La leche nevada es un postre tradicional en muchos países de América Latina, con suaves islas de merengue flotando en leche dulce y tibia, a menudo delicadamente aromatizada con vainilla y canela.
Separa las claras de las yemas. Reserva ambas.
En un bol limpio, bate las claras hasta que formen picos firmes para hacer el merengue.
En una cacerola, calienta la leche con la cáscara de naranja o limón.
Cuando la leche comience a hervir, coloca suavemente cucharadas de merengue y cocina por unos segundos hasta que estén firmes.
Retira el merengue cocido con una espumadera y colócalo en un plato. Reserva.
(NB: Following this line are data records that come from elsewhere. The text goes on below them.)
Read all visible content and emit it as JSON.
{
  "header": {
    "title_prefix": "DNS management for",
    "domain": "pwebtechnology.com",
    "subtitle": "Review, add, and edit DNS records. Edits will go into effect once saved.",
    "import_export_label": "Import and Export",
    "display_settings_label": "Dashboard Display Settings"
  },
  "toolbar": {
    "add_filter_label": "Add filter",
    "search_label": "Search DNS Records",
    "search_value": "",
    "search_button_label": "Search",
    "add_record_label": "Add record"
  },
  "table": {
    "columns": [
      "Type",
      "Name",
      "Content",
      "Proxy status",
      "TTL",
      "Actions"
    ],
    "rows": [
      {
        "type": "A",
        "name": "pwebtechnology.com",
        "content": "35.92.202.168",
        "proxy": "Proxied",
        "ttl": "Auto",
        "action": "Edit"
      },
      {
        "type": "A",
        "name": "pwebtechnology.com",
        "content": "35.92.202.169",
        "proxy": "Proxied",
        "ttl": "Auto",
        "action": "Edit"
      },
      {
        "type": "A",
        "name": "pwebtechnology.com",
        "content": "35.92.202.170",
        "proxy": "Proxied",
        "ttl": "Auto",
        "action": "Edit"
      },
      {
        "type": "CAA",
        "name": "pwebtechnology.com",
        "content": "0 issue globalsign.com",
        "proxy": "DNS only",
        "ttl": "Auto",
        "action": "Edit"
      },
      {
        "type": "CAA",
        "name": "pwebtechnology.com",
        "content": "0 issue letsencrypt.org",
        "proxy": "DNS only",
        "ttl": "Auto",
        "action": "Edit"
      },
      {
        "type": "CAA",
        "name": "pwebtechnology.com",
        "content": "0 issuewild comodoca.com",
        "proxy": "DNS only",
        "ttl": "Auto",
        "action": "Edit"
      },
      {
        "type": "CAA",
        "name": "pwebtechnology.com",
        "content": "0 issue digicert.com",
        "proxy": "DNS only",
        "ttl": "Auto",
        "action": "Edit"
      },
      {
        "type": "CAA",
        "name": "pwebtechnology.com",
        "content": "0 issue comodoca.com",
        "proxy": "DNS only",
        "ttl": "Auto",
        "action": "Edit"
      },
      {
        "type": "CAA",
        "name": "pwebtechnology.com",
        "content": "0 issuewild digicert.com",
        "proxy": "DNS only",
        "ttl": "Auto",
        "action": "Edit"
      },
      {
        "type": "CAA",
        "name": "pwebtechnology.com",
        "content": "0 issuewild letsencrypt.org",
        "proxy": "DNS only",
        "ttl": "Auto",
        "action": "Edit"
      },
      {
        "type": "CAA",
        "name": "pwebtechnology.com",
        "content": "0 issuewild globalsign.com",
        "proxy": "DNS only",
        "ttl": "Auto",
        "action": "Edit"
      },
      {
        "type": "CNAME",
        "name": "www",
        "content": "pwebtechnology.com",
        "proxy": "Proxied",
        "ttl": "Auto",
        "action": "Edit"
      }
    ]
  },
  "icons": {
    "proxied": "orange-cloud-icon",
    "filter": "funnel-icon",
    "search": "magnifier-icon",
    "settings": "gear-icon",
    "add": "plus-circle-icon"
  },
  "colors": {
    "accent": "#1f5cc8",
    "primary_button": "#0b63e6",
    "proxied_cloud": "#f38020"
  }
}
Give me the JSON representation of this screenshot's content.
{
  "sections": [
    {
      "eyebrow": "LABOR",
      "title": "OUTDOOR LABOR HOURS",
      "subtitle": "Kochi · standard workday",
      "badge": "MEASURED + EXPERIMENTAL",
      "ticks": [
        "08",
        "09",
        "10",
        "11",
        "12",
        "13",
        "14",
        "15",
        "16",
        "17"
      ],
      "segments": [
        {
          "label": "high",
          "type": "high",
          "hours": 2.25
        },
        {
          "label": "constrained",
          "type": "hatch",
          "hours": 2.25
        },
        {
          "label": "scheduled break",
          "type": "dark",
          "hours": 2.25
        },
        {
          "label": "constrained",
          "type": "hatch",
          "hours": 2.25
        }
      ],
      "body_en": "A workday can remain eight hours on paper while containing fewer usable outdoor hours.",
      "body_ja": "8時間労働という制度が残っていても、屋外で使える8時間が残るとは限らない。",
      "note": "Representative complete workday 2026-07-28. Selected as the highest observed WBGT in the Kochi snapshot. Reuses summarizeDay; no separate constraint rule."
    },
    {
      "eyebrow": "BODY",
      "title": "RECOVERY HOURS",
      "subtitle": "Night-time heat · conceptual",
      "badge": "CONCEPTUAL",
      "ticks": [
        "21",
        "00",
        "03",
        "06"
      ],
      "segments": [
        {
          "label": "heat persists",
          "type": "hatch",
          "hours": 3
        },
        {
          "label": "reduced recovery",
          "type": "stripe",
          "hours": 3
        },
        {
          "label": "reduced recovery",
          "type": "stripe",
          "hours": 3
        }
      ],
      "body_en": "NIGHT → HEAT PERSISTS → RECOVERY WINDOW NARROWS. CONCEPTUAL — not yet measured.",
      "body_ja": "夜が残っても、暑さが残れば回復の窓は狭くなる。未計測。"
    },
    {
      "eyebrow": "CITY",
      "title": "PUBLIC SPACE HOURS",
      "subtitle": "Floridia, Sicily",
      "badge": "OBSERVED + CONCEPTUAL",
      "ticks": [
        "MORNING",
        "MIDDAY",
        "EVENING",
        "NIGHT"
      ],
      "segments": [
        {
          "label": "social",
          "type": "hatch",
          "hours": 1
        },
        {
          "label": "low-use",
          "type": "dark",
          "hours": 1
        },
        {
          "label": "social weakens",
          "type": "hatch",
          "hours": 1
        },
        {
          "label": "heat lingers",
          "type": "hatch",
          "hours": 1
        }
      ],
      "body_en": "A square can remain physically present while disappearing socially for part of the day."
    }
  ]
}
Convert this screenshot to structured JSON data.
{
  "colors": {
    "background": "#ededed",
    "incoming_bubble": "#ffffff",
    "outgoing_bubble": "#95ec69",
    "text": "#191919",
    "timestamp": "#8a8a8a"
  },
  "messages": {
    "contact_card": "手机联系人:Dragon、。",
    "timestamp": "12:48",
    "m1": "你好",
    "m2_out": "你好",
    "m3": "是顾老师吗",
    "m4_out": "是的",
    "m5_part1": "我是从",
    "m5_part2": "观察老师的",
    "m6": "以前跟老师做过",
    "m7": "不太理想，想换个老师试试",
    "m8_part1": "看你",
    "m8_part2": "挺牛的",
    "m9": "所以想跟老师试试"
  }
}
En otra cacerola, bate las yemas con el azúcar hasta obtener una mezcla homogénea.
Añade gradualmente la fécula de maíz, mezclando bien para evitar grumos.
Retira la cáscara cítrica de la leche caliente.
Vierte lentamente la leche en la mezcla de yemas en un hilo fino mientras bates constantemente.
Regresa a fuego bajo y continúa revolviendo hasta que la mezcla espese y la fécula esté completamente cocida.
Sirve la crema espesa en pequeños boles o copas de compota.
Coloca una porción de merengue cocido encima de cada uno antes de servir.
Usa huevos frescos para obtener la mejor textura del merengue.
Sirve frío para un final refrescante o tibio para un postre reconfortante.
Bate continuamente al combinar la leche caliente con las yemas para evitar que se corten.
¿Cómo debo almacenar la leche nevada?
La leche nevada puede refrigerarse hasta por 2 días en un recipiente hermético. Bate la leche para recombinar antes de servir.
¿Puedo usar otro tipo de leche?
Sí, puedes usar leche de coco para darle un toque tropical.
¿Con qué puedo decorar la leche nevada?
Decora con una pizca de canela molida o virutas de chocolate para un toque más indulgente.
¿Hay alguna forma de añadir más sabor?
Prueba añadiendo una estrella de anís a la leche para un perfil de sabor diferente.
¿Cuál es la mejor forma de servir la leche nevada?
Se puede servir fría o tibia, según tu preferencia.